Sponge trick helps dolphins find food
Dolphins in Western Australia using marine sponges as a foraging tool have managed to find a new niche food, according to Swiss researchers. The sponge-using bottlenose dolphins pass on the skill from mother to daughter.
Tool use – sometimes seen among primates and birds – is rare in the animal kingdom. It has been proposed as a significant driver of human evolution.
The dolphins’ sponging technique was thought to be aimed at catching bottom-dwelling fish that are hard to detect by the dolphins’ sonar. However, evidence of whether this foraging tactic actually paid off was lacking – until researchers from University of Zurich, led by Michael Krützen, began to analyse dolphin blubber samples for fatty acids which reflect the animals’ diet.
Novel food source
The results, published in the journal Proceedings B of the Royal Society, show that the sponging dolphins have access to a novel food source not available to the other dolphins in the same area, Shark Bay.
“The exciting part is that they were so different. You would expect this between species in the same habitat but not within the same species,” Krützen told swissinfo.ch.

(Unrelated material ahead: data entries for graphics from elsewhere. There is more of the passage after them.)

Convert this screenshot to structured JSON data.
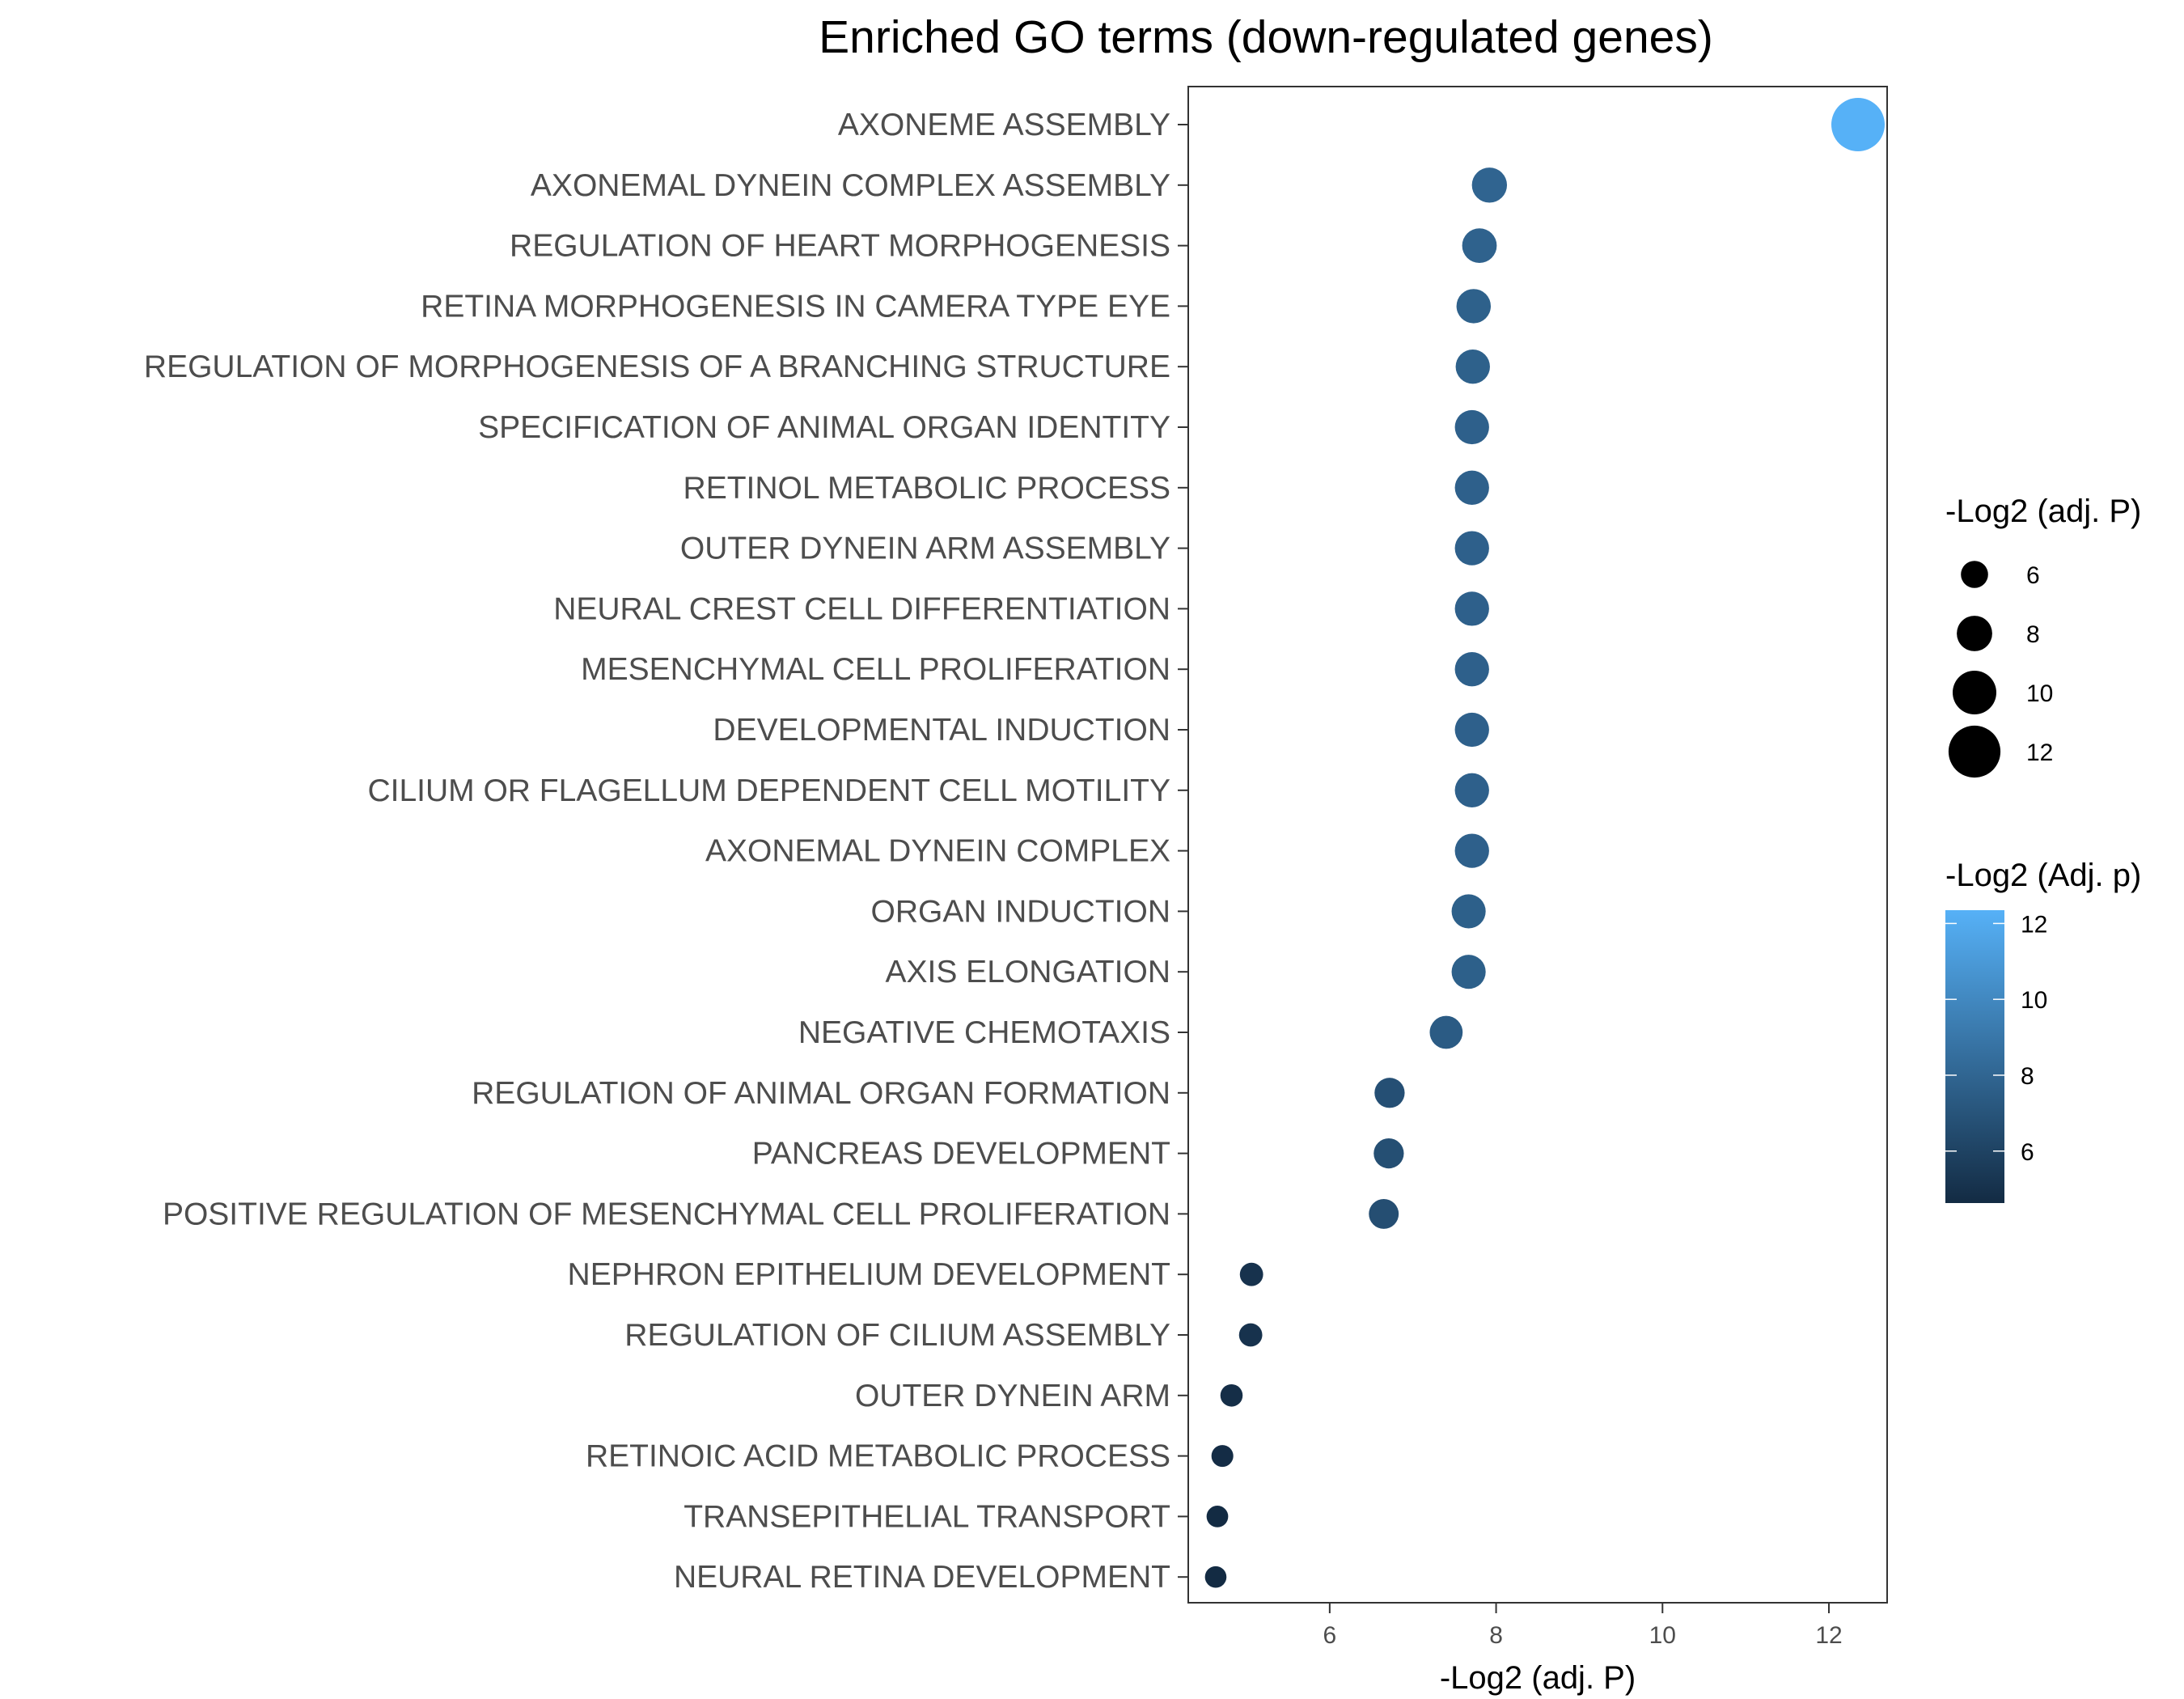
{
  "chart_data": {
    "type": "scatter",
    "title": "Enriched GO terms (down-regulated genes)",
    "xlabel": "-Log2 (adj. P)",
    "xlim": [
      4.3,
      12.7
    ],
    "xticks": [
      6,
      8,
      10,
      12
    ],
    "grid": false,
    "colors": {
      "low": "#132B43",
      "high": "#56B1F7"
    },
    "points": [
      {
        "term": "AXONEME ASSEMBLY",
        "x": 12.35
      },
      {
        "term": "AXONEMAL DYNEIN COMPLEX ASSEMBLY",
        "x": 7.92
      },
      {
        "term": "REGULATION OF HEART MORPHOGENESIS",
        "x": 7.8
      },
      {
        "term": "RETINA MORPHOGENESIS IN CAMERA TYPE EYE",
        "x": 7.73
      },
      {
        "term": "REGULATION OF MORPHOGENESIS OF A BRANCHING STRUCTURE",
        "x": 7.72
      },
      {
        "term": "SPECIFICATION OF ANIMAL ORGAN IDENTITY",
        "x": 7.71
      },
      {
        "term": "RETINOL METABOLIC PROCESS",
        "x": 7.71
      },
      {
        "term": "OUTER DYNEIN ARM ASSEMBLY",
        "x": 7.71
      },
      {
        "term": "NEURAL CREST CELL DIFFERENTIATION",
        "x": 7.71
      },
      {
        "term": "MESENCHYMAL CELL PROLIFERATION",
        "x": 7.71
      },
      {
        "term": "DEVELOPMENTAL INDUCTION",
        "x": 7.71
      },
      {
        "term": "CILIUM OR FLAGELLUM DEPENDENT CELL MOTILITY",
        "x": 7.71
      },
      {
        "term": "AXONEMAL DYNEIN COMPLEX",
        "x": 7.71
      },
      {
        "term": "ORGAN INDUCTION",
        "x": 7.67
      },
      {
        "term": "AXIS ELONGATION",
        "x": 7.67
      },
      {
        "term": "NEGATIVE CHEMOTAXIS",
        "x": 7.4
      },
      {
        "term": "REGULATION OF ANIMAL ORGAN FORMATION",
        "x": 6.72
      },
      {
        "term": "PANCREAS DEVELOPMENT",
        "x": 6.71
      },
      {
        "term": "POSITIVE REGULATION OF MESENCHYMAL CELL PROLIFERATION",
        "x": 6.65
      },
      {
        "term": "NEPHRON EPITHELIUM DEVELOPMENT",
        "x": 5.06
      },
      {
        "term": "REGULATION OF CILIUM ASSEMBLY",
        "x": 5.05
      },
      {
        "term": "OUTER DYNEIN ARM",
        "x": 4.82
      },
      {
        "term": "RETINOIC ACID METABOLIC PROCESS",
        "x": 4.71
      },
      {
        "term": "TRANSEPITHELIAL TRANSPORT",
        "x": 4.65
      },
      {
        "term": "NEURAL RETINA DEVELOPMENT",
        "x": 4.63
      }
    ],
    "legend_size": {
      "title": "-Log2 (adj. P)",
      "values": [
        6,
        8,
        10,
        12
      ]
    },
    "legend_color": {
      "title": "-Log2 (Adj. p)",
      "ticks": [
        6,
        8,
        10,
        12
      ],
      "range": [
        4.63,
        12.35
      ]
    },
    "legend_placement": "right"
  }
}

“We now have proof that it [sponging] leads to different diets,” he added.
The sponging technique is rather intricate. The dolphins detach the sponge from the ground and position it like a glove over their nose (rostrum).
“They use it to protect their rostrum from abrasion while searching for prey hiding in the sediments. With the sponge they chase away fish, dropping it to swim after the fleeing fish. Then they come back and pick it up again.”
Krützen started working in Shark Bay in 1996 while researching for his doctorate at the University of New South Wales, initially looking at cooperation between male dolphins.
Cultural hitchhiking
The research on the dolphins in Shark Bay was one of the first studies to show the effect of so-called cultural hitchhiking in animals other than people: essentially the fact that social behaviour such as sponging can also shape the genetic makeup of an animal population in the wild.
A well-known example of this link between cultural transmission (passing skills or behaviour down through the generations) and genetic transmission is the lactose tolerance developed by northern Europeans from the cultural practice of dairy farming.
“There was a selective advantage to being able to digest lactose and this genetic marker hitchhiked on a cultural trait. It can change the genetic makeup of the population,” Krützen explained.
Previous work in Shark Bay had shown that daughters learn the sponging behaviour from their mothers through cultural transmission. “You either learn it from your mother or you never learn it.”
Along with the learned skill, a genetic marker was passed on from mothers to daughters. “This genetic marker is abundant now,” Krützen said.
The exploitation of novel niches can lead to a significant reduction in competition for food, which, researchers say, could be one of the reasons why the world’s highest density of dolphins seems to be found in Shark Bay.